Eva chegou ontem em
casa. Ao não encontrar ninguém acordado, deixou suas
malas no chão e recostou-se no sofá. A viagem havia
sido longa, e Eva não estava disposta nem mesmo a fazer uma
simples pergunta para ver se alguém estava ali. Eva só
tinha dois pensamentos na cabeça naquele momento: "preciso
dormir urgentemente" e "nunca mais viajo de ônibus".
A tentação
motivada pelo cansaço fez com que Eva, de recostada,
ajeitasse-se ali mesmo no sofá para dormir. Deitou-se de
bruços, tirou as sandálias do pé de qualquer
jeito e procurou puxar a mala até si. Então, abriu-a,
tirando dela uma pequena almofada e um cobertor. Tirou seus brincos,
seu colar e os colocou dentro da bolsa que levava a tiracolo,
guardando-a dentro da mala.
Ao fechar os olhos, Eva
lembrou-se de que teria que apagar a luz da sala, mas era esforço
demais, tinha acabado de se deitar, mas não conseguiria dormir
com a luz acesa. Pensou em cobrir a cabeça com o cobertor,
porém lembrou-se que a família poderia se incomodar e
acabar acordando. E lá foi Eva levantar-se para apertar aquele
interruptor. "Se pelo menos ele funcionasse igual o do corredor
do prédio, que desliga sozinho depois de um tempo...",
pensou Eva. "Mas que idéia idiota! Se fosse assim dentro
de casa, teria que acender a luz o tempo todo durante a noite...".

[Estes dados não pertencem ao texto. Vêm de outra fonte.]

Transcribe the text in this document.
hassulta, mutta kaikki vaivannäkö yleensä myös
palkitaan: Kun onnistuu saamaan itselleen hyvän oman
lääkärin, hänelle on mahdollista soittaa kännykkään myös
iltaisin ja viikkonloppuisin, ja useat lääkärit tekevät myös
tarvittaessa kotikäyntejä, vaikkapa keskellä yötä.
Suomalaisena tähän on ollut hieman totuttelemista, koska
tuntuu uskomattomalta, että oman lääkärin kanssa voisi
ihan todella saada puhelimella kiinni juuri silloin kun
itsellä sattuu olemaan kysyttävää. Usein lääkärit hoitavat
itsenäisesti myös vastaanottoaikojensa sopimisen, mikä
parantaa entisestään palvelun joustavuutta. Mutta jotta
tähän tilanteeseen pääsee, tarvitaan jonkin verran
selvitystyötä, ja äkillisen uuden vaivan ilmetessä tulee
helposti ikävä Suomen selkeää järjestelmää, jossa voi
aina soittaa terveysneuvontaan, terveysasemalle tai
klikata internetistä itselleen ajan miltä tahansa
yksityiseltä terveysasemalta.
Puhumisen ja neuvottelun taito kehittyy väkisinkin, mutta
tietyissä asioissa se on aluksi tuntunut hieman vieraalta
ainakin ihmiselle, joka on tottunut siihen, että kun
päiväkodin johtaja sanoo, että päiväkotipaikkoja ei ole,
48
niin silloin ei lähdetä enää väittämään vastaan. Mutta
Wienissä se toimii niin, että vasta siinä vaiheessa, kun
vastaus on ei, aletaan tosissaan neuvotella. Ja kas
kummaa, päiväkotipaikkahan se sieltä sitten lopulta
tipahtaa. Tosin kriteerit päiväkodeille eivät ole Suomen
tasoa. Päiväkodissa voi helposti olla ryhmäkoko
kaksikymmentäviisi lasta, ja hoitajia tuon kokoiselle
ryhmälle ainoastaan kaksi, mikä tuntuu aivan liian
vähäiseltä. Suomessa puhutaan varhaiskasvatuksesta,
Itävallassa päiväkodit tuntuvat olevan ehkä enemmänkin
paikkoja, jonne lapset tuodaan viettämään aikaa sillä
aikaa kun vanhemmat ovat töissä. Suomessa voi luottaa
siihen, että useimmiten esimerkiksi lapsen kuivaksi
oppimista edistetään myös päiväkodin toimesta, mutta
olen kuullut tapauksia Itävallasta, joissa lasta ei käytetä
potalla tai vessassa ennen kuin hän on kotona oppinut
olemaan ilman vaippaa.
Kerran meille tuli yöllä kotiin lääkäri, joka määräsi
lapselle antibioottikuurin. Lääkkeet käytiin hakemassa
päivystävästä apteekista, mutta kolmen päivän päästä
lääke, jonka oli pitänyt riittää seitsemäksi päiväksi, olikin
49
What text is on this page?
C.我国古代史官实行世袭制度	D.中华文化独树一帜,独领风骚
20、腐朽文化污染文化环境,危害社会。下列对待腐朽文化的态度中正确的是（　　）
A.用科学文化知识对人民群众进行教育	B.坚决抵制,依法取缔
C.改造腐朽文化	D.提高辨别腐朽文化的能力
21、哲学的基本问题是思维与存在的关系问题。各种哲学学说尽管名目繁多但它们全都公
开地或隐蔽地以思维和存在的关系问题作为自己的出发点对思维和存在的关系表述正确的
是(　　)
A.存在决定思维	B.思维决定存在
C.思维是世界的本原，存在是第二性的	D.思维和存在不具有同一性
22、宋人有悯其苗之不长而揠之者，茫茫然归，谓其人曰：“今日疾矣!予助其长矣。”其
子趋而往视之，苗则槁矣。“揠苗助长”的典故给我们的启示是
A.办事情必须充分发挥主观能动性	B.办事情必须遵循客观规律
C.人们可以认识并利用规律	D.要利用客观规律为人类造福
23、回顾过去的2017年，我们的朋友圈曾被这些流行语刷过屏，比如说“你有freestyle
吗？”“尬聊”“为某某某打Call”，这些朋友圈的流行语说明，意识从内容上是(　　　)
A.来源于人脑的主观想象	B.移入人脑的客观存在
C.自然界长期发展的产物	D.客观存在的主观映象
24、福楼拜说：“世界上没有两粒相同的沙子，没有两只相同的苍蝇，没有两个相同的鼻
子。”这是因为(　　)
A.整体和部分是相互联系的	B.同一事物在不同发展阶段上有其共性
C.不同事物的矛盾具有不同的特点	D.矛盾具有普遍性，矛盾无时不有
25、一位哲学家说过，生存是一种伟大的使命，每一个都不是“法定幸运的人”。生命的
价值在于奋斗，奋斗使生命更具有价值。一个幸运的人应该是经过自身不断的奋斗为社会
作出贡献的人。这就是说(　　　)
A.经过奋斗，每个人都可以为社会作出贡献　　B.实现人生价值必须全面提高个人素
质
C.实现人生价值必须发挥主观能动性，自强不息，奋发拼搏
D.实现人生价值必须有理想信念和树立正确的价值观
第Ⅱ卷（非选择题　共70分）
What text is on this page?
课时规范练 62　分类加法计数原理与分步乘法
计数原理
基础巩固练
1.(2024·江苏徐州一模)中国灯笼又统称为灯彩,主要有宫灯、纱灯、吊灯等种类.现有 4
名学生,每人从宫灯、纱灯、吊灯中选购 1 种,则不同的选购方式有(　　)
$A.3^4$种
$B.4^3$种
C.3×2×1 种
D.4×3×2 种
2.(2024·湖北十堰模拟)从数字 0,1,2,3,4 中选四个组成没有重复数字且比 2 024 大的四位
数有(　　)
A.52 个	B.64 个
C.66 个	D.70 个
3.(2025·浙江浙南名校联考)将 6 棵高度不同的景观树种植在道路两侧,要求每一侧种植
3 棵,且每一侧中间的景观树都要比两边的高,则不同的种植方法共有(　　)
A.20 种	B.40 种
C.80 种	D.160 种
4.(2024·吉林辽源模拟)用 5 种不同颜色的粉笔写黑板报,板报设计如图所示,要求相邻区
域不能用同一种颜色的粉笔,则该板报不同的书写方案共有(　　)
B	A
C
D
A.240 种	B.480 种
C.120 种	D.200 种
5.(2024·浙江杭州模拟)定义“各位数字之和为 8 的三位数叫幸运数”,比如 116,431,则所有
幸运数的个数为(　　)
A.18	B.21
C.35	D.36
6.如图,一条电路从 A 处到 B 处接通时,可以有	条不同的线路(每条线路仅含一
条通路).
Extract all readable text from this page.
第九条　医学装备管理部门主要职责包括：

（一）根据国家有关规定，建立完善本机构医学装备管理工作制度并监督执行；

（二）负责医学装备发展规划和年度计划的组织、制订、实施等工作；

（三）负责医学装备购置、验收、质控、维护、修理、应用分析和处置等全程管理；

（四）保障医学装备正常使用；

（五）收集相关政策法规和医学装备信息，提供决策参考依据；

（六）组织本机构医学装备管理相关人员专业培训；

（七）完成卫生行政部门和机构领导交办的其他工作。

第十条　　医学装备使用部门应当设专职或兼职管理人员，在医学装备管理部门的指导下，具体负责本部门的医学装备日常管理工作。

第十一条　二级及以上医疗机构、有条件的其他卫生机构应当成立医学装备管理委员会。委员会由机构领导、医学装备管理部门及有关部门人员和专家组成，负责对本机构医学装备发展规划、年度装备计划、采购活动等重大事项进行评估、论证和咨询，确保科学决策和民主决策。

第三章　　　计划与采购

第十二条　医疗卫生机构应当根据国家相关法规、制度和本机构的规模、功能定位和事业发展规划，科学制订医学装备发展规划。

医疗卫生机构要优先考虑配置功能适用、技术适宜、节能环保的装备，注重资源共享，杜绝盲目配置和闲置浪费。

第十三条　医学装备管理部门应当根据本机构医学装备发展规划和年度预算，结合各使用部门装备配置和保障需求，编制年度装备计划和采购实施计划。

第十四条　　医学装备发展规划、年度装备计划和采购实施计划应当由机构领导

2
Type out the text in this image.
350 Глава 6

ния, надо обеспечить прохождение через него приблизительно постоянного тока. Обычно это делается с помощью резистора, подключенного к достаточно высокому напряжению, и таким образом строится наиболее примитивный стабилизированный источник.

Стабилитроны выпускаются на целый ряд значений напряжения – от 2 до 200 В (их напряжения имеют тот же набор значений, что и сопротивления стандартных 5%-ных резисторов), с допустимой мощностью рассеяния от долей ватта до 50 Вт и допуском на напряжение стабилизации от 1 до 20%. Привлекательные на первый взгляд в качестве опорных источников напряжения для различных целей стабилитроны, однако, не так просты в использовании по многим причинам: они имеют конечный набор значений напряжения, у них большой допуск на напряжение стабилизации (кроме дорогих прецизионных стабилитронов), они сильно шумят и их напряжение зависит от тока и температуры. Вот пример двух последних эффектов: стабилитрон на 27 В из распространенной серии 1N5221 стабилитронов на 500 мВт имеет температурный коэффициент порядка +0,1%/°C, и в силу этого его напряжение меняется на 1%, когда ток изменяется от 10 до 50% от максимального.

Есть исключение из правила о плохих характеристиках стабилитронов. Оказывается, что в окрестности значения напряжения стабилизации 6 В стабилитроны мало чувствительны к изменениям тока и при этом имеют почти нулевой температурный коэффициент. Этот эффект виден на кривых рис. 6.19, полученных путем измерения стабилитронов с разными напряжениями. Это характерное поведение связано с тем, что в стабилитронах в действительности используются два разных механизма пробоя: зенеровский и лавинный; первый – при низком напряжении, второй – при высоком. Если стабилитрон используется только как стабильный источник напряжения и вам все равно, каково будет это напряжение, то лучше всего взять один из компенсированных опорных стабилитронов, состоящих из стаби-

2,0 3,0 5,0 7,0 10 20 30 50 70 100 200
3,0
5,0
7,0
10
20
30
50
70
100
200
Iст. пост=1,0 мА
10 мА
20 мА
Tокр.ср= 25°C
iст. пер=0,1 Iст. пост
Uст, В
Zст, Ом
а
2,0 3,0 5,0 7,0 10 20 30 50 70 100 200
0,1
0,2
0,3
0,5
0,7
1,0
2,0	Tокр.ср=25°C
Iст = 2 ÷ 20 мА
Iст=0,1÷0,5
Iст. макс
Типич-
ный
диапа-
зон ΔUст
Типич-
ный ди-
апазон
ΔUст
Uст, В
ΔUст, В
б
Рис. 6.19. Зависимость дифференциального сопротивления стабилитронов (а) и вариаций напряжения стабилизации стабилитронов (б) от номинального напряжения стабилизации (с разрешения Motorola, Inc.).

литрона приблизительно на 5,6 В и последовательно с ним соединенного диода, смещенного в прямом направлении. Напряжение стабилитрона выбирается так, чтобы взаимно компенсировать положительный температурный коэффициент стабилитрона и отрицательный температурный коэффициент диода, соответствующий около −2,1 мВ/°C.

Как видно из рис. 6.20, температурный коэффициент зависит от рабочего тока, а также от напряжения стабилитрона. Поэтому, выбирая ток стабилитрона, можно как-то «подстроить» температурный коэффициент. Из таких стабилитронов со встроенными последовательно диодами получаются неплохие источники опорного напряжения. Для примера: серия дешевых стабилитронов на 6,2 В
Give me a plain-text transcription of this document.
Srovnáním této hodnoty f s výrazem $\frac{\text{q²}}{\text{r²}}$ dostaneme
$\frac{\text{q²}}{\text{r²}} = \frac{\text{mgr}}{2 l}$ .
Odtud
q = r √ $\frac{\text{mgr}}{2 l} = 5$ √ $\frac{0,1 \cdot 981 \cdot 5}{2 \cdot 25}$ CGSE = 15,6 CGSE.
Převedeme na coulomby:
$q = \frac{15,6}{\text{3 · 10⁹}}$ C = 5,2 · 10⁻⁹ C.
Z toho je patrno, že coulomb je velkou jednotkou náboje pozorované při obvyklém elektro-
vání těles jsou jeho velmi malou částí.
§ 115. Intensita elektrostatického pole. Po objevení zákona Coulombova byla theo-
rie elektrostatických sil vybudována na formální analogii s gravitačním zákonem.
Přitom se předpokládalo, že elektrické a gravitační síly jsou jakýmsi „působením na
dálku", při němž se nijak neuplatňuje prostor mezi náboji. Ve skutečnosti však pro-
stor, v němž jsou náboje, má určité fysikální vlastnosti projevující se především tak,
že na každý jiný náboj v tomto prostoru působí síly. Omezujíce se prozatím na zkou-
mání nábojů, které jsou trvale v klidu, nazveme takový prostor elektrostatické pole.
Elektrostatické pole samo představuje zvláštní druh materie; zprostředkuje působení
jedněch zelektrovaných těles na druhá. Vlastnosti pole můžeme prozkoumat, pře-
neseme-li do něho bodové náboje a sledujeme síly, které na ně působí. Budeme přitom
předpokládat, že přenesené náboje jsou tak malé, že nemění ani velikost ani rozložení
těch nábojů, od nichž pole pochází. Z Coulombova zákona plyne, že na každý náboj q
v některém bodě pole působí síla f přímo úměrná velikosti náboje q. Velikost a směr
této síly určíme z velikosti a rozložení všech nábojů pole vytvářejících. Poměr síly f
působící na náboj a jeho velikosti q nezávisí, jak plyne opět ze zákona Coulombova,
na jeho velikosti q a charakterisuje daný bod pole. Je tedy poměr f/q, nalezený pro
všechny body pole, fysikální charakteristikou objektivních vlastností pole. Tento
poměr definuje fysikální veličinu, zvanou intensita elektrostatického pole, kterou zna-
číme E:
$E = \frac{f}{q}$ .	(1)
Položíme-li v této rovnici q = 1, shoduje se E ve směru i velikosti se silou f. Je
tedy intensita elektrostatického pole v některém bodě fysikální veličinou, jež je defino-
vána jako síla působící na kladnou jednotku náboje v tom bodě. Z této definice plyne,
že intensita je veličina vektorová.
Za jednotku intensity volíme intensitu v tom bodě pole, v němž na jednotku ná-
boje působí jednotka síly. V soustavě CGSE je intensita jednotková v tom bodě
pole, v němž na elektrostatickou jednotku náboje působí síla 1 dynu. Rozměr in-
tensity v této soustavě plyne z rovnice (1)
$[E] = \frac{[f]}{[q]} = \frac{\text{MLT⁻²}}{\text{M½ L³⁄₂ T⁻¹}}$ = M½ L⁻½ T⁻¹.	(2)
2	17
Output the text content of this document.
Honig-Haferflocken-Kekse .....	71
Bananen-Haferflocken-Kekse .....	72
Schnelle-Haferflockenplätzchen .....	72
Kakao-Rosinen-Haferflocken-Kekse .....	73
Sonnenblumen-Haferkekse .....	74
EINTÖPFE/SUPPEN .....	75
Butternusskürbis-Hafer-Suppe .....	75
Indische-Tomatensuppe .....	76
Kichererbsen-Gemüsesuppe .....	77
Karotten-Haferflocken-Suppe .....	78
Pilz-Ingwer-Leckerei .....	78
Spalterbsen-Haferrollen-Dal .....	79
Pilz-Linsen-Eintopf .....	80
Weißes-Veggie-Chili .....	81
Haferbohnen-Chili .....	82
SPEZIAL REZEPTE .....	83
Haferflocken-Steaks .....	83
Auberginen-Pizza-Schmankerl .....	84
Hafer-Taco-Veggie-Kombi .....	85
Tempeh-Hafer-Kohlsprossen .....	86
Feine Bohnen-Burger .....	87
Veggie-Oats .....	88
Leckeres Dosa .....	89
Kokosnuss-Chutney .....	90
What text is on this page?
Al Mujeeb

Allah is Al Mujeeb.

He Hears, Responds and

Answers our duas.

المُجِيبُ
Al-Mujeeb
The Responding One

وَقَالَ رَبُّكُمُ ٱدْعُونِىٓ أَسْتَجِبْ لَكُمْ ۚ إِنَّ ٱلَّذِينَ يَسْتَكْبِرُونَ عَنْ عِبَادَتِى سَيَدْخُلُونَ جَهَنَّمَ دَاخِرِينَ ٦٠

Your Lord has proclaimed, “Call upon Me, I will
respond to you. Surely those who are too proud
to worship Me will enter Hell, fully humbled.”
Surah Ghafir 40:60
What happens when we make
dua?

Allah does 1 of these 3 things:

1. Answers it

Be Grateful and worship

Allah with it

Eva apagou a luz e foi dormir.
Já com os olhos
fechados, continuou a pensar naquela idéia anterior. "Poderia
ter um interruptor com duas etapas: uma que mantivesse a luz por
apenas um tempo limitado, e outra para deixar a luz acesa direto...
mas quem iria querer um interruptor assim? Quando cheguei, eu acendi
a luz para que ela ficasse acesa por mais do que alguns segundos,
além disso, teria o problema de, se apertar um pouco mais
forte, o interruptor travar na função de luz acesa
permanente..."
E assim,. Eva caiu no
sono, levando seus pensamentos em uma viagem sensorial sem ligação
com a realidade das coisas, que serão um segredo até
para ela mesma quando acordar. Poucos conhecem ou já foram
capazes de perceber o caminho que a imaginação faz
desde os pensamentos coerentes até o sonho em si, onde você
já não tem mais o controle do que está pensando.
O sonho, assim como a longa viagem que Eva fez para chegar em casa,
passa por caminhos que muitas vezes não estamos interessados
em observar.
Enquanto isso, Eva
dorme no sofá da casa, devidamente coberta, sandálias
jogadas ao chão, bagagem deitada ao lado, luzes apagadas. Ela,
indiferente aos outros da casa, eles, alheios à presença
dela. Viagens, além de serem um grande desperdício de
tempo, promovem essa impessoalização, onde você
chega no pior horário, e depois de passar tanto tempo
distante, é incapaz fisicamente de celebrar o reencontro com
os seus. Mas, cada um possui seus compromissos, suas razões
para viajar, e algumas viagens podem ser boas. Além disso,
sempre tem o dia seguinte, um dia inteiro para celebrar a união,
não é?
Exceto quando não
é. Eva rompeu um aneurisma enquanto dormia. Suas ações,
seus pensamentos, suas atitudes, serão um mistério para
todos que conviveram com ela. Hoje o dia é para os familiares
sofrerem o choque e a tristeza de sua perda. Mais tarde, acontecerá
o terrível velório, onde parentes distantes, amigos e
conhecidos especularão se sua morte foi devida ao cansaço
ou ao uso de drogas.
As pessoas às
vezes pensam demais e sentem de menos.